Kai, thank you for testing the patch in this bug. Yes, this patch made NSS detect more leaks at shutdown and therefore increased its intolerance about leaks. The new SEC_ERROR_BUSY error code is intended to report the error condition that NSS is shut down while there are still open NSS objects. I just realized that I forgot to add a new SEC_ERROR_ALREADY_INITIALIZED error code and the code to map the new Stan error code NSS_ERROR_ALREADY_INITIALIZED to it. I will submit a patch. This new error code is intended to report the condition that one attempts to re-initialize NSS after a failed shutdown. Since NSS init is allowed to be called multiple times, SEC_ERROR_ALREADY_INITIALIZED sounds contradictory to what is allowed. Any suggestion for a better name for this error code?
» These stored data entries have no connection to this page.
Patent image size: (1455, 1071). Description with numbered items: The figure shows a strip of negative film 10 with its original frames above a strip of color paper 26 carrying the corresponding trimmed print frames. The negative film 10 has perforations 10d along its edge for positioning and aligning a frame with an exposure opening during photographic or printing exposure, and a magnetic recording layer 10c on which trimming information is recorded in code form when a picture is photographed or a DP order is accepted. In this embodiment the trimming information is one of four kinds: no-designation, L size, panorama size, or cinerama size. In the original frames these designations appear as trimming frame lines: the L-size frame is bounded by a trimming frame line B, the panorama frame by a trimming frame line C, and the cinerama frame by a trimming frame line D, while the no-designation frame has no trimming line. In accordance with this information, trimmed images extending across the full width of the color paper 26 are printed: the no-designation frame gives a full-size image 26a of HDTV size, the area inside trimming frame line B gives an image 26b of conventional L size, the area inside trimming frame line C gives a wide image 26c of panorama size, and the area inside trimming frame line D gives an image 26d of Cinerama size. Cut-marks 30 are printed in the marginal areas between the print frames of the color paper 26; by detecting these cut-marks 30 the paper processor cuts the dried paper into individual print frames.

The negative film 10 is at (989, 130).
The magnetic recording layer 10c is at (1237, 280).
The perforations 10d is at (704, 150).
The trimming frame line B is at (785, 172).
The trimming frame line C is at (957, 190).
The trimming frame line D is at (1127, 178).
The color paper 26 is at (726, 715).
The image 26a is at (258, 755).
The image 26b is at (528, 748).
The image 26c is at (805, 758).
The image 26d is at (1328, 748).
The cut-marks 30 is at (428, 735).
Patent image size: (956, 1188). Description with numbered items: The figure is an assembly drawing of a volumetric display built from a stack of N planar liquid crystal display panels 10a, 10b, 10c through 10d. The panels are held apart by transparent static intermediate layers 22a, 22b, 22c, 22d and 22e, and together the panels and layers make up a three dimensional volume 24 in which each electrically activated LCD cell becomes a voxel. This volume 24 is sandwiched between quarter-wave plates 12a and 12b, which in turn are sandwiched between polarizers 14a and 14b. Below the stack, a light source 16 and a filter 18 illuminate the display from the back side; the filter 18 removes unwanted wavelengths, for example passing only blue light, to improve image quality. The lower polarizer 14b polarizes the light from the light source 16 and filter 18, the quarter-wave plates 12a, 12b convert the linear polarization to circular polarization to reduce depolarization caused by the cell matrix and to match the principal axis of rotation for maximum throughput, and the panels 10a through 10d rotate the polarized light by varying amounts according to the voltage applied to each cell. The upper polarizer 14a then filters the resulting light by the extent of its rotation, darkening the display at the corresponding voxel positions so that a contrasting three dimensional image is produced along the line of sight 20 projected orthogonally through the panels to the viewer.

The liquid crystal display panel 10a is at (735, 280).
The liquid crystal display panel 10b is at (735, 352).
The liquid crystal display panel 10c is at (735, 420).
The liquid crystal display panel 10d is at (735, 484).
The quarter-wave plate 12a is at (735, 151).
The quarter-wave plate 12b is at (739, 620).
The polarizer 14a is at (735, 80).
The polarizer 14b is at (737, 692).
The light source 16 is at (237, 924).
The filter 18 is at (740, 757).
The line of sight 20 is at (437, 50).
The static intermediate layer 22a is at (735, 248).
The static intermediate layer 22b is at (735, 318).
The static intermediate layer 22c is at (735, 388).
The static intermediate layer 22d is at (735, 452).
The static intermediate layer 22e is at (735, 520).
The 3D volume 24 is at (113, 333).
Marked the bug fixed again. I decided to open a new bug (bug 189024) for the remaining minor problem that no error code is set on the attempt to re-initialize NSS after a failed NSS shutdown.
> Yes, this patch made NSS detect more leaks at > shutdown and therefore increased its intolerance > about leaks. Oops. I thought NSS would already report all the problems it cares about. This new behaviour could be a problem for me. By doing some more testing, I was able to find yet another scenario where shutdown fails - sending an encrypted message without any SSL involved. I fear I will run into more leaks that all need to get tracked down, whether they are in NSS or PSM. Is it absolutely necessary that a shutdown problem reported by STAN_Shutdown results into the inability to re-initialize NSS?
Kai, I understand you are disappointed to learn that you now have more leaks that you need to track down. To answer your question it is useful to review how we got here. In NSS 3.6.1, we checked in Ian's fix for bug 177366. That fix made NSS do reference counting better, but it also made CERT_DestroyCertificate depend on some internal Stan data structures. Those data structures are destroyed by STAN_Shutdown, which is why CERT_DestroyCertificate would crash if STAN_Shutdown had been called. This resulted in various crashes of Mozilla on exit (bug 182803). You were forced to remove the NSS_Shutdown call from PSM. The patch in this bug caused STAN_Shutdown to not destroy those data structures if it detects that there are still open certs. Ian's fix for bug 177366 made it easy to detect open certs at NSS shutdown. So, your question becomes: Is it absolutely necessary that the existence of open certs at NSS shutdown results in the inability to re-initialize NSS?
Wan-Teh: I understand, thanks for the explanation.